Österreich

Immo-Experte begrüßt die Initiative für mehr Bauland

Der Verband der Institutionellen Immobilieninvestoren (VII) begrüßt die Initiative der Regierung für mehr Bauland. Nur durch ein höheres Angebot könne das Ziel eines leistbaren Wohnens erreicht werden, nicht durch mietrechtliche Zwangsmaßnahmen, sagte VII-Präsident Wolfgang Louzek im APA-Gespräch. Laut ÖVP-Wohnbausprecher Johann Singer könnte jährlich Grund für 1.700 Wohnungen aktiviert werden.

Jährlich könnte Grund für 1.700 Wohnungen aktiviert werden.  SN/APA/GEORG HOCHMUTH
Jährlich könnte Grund für 1.700 Wohnungen aktiviert werden.

Alles, was Bauland auf den Weg bringe und dem Wohnbau zuführe, werde auch von den privaten Eigentümern begrüßt, sagte Louzek. Von der geplanten Neuregelung, dass bei der Umwidmung von Gründen der öffentlichen Hand ein Viertel dem förderbaren Wohnraum vorbehalten sein soll, sollen ja sowohl gewerbliche als auch gemeinnützige Bauträger profitieren - die Materie soll bis November in den Ministerrat kommen, erklärte die Regierung dazu.

Auch die geplante Aktivierung privaten Kapitals für Investitionen für den sozialen Wohnbau begrüßt der VII-Präsident. Die angedachten Maßnahmen, um institutionellen Anlegern den Erwerb von Anteilen gemeinnütziger Bauträger schmackhaft zu machen, hält er aber "fast für einen Tabubruch".

FPÖ-Vize-Bundesparteiobmann Johann Gudenus hatte am Montag sogar davon gesprochen, dass "Banken und Versicherungen offenkundig völligen Zugriff auf das angesparte Sozialkapital von Wohnbaugenossenschaften erhalten" sollten, was "einer Zerschlagung des Systems mehr als nahekommen" würde: "Offensichtlich sollen Genossenschaftswohnungen und ihre Bewohner endgültig den Gewinninteressen der Finanzindustrie ausgeliefert werden." Louzek findet den Vorstoß von SP und VP "spannend", wüsste aber nicht, warum die Anteile an Gemeinnützigen trotz limitierter Gewinnausschüttung bis zu einem Wiederverkauf mehr Wert werden sollten.

Ob es zu der seit Jahren ausständigen großen Wohnrechtsreform kommen wird, wagt VII-Präsident Louzek nicht zu prognostizieren. Durch die Orientierung am Begriff des "leistbaren Wohnens", der aus dem Wahlkampf 2013 stammt, habe man sich von Anfang an auf Treibsand begeben. Eigentlich müsste man jene Teile einer Miete, die sich jemand nicht leisten könne, durch eine Subjektförderung abfedern, also eine Mietbeihilfe. Andererseits gebe es viele Menschen, etwa in Gemeindebauten, die noch immer zu einer sehr niedrigen Miete wohnen würden, obwohl sie schon eine marktkonforme Miete zahlen könnten - auch eine Form von Fehlbelag, so der Experte. Müsste derjenige mehr zahlen, würde er rasch in eine andere, aus seiner Sicht "bessere" Wohnung übersiedeln, und die billigen Flächen würden für echt Bedürftige frei.
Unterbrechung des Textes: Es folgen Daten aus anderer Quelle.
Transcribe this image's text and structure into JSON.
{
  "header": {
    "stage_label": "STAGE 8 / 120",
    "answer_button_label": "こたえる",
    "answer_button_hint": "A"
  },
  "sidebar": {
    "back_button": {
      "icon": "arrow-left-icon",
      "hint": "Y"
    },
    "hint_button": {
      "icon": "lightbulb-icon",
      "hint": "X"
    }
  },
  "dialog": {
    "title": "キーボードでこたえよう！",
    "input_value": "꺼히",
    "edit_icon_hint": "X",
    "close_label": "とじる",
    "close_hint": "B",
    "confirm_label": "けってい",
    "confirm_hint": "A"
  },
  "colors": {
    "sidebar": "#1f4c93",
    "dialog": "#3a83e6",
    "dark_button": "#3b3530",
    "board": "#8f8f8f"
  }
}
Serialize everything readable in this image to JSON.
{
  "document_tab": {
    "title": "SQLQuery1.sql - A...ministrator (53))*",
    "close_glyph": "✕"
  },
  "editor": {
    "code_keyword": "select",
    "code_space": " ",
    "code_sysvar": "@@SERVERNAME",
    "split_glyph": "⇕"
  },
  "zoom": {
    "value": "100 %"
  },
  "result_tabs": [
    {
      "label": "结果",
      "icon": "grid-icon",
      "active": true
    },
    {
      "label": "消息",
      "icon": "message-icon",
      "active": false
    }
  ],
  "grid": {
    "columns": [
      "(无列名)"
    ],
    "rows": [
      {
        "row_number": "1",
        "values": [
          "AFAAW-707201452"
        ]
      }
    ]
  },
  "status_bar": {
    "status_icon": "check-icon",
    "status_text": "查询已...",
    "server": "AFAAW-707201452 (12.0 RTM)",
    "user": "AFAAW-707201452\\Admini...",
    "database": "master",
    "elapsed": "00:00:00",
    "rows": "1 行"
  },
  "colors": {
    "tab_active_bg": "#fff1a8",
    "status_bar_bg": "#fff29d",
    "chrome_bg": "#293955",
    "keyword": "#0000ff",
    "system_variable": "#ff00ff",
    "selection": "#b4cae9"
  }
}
Forderungen, in ganz Wien gleich hohe Mieten verlangen zu müssen, also nicht nach Lage differenzieren zu dürfen, lehnt Louzek ab. Das würde einerseits das Wohnungsangebot verknappen, andererseits würden Vermieter, wenn sie ohnedies nicht mehr verlangen dürften, nach der Einkommenshöhe der Mieter differenzieren, um ihre Einnahmen sicherer zu haben.

Man habe gehofft, dass der Verfassungsgerichtshof (VfGH) etwas an Klarheit zum Thema Zu- und Abschläge beiträgt, das habe er im Herbst aber doch nicht so getan, wie sich das die Vermieter gewünscht hätten. Die beim VfGH noch anhängige Richtwert-Mietzins-Causa werde wohl auch keine richtungsweisenden Anhaltspunkte bringen, befürchtet der VII-Präsident.